LONA. — Tout Le monde l’a-t-il été ?

BERNICK. — Oui, Lona ; cette fausse accusation nous a sauvés et m’a fait, moi, ce que je suis.

LONA. — Alors c’est un mensonge qui a fait de toi l’homme que tu es ?

BERNICK. — À ce moment là, il ne nuisait à personne.
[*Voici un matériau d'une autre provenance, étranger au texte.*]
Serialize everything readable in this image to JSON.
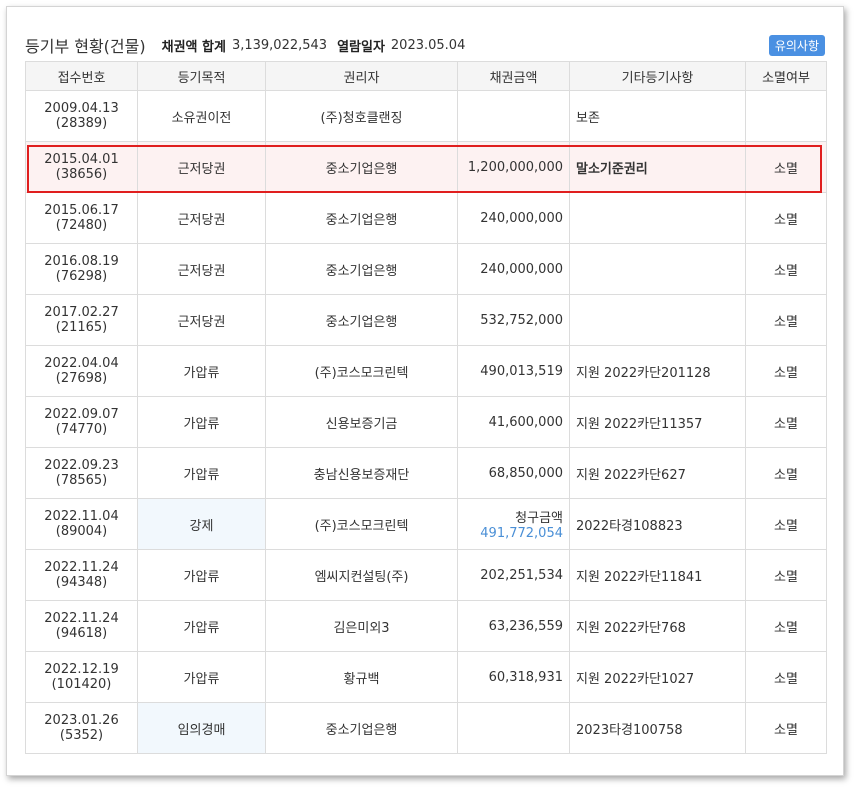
{
  "header": {
    "title": "등기부 현황(건물)",
    "sum_label": "채권액 합계",
    "sum_value": "3,139,022,543",
    "date_label": "열람일자",
    "date_value": "2023.05.04",
    "notice_button": "유의사항"
  },
  "columns": [
    "접수번호",
    "등기목적",
    "권리자",
    "채권금액",
    "기타등기사항",
    "소멸여부"
  ],
  "rows": [
    {
      "date": "2009.04.13",
      "no": "(28389)",
      "purpose": "소유권이전",
      "holder": "(주)청호클랜징",
      "amount": "",
      "etc": "보존",
      "status": ""
    },
    {
      "date": "2015.04.01",
      "no": "(38656)",
      "purpose": "근저당권",
      "holder": "중소기업은행",
      "amount": "1,200,000,000",
      "etc": "말소기준권리",
      "status": "소멸"
    },
    {
      "date": "2015.06.17",
      "no": "(72480)",
      "purpose": "근저당권",
      "holder": "중소기업은행",
      "amount": "240,000,000",
      "etc": "",
      "status": "소멸"
    },
    {
      "date": "2016.08.19",
      "no": "(76298)",
      "purpose": "근저당권",
      "holder": "중소기업은행",
      "amount": "240,000,000",
      "etc": "",
      "status": "소멸"
    },
    {
      "date": "2017.02.27",
      "no": "(21165)",
      "purpose": "근저당권",
      "holder": "중소기업은행",
      "amount": "532,752,000",
      "etc": "",
      "status": "소멸"
    },
    {
      "date": "2022.04.04",
      "no": "(27698)",
      "purpose": "가압류",
      "holder": "(주)코스모크린텍",
      "amount": "490,013,519",
      "etc": "지원 2022카단201128",
      "status": "소멸"
    },
    {
      "date": "2022.09.07",
      "no": "(74770)",
      "purpose": "가압류",
      "holder": "신용보증기금",
      "amount": "41,600,000",
      "etc": "지원 2022카단11357",
      "status": "소멸"
    },
    {
      "date": "2022.09.23",
      "no": "(78565)",
      "purpose": "가압류",
      "holder": "충남신용보증재단",
      "amount": "68,850,000",
      "etc": "지원 2022카단627",
      "status": "소멸"
    },
    {
      "date": "2022.11.04",
      "no": "(89004)",
      "purpose": "강제",
      "holder": "(주)코스모크린텍",
      "amount_label": "청구금액",
      "amount": "491,772,054",
      "etc": "2022타경108823",
      "status": "소멸"
    },
    {
      "date": "2022.11.24",
      "no": "(94348)",
      "purpose": "가압류",
      "holder": "엠씨지컨설팅(주)",
      "amount": "202,251,534",
      "etc": "지원 2022카단11841",
      "status": "소멸"
    },
    {
      "date": "2022.11.24",
      "no": "(94618)",
      "purpose": "가압류",
      "holder": "김은미외3",
      "amount": "63,236,559",
      "etc": "지원 2022카단768",
      "status": "소멸"
    },
    {
      "date": "2022.12.19",
      "no": "(101420)",
      "purpose": "가압류",
      "holder": "황규백",
      "amount": "60,318,931",
      "etc": "지원 2022카단1027",
      "status": "소멸"
    },
    {
      "date": "2023.01.26",
      "no": "(5352)",
      "purpose": "임의경매",
      "holder": "중소기업은행",
      "amount": "",
      "etc": "2023타경100758",
      "status": "소멸"
    }
  ],
  "colors": {
    "highlight_border": "#e01e1e",
    "highlight_bg": "#fdf2f2",
    "auction_bg": "#f2f8fd",
    "claim_amount": "#4a8fd6",
    "notice_button": "#4a90e2"
  }
}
Johann avait l’intention de ne jamais revenir.

LONA. — À personne ? Sonde un peu ta conscience et demandes-toi si vraiment il n’en est résulté aucun mal.

BERNICK. — Dans toutes les âmes d’homme il y a un point noir qu’il faut cacher.

LONA. — Et vous vous appelez, je crois, les soutiens de la société ?

BERNICK. — Elle n’en a pas de meilleurs.

LONA. — Mais quelle importance y a-t-il à ce qu’une société de ce genre soit ou non renversée ? Vous n’avez que deux cultes, celui de l’hypocrisie et celui du mensonge, pas d’autre. Tu es, toi, l’homme le plus considéré de la ville, le plus heureux, le plus riche, le plus puissant et le plus honoré, toi qui as laissé accabler un innocent sous le poids de ta faute !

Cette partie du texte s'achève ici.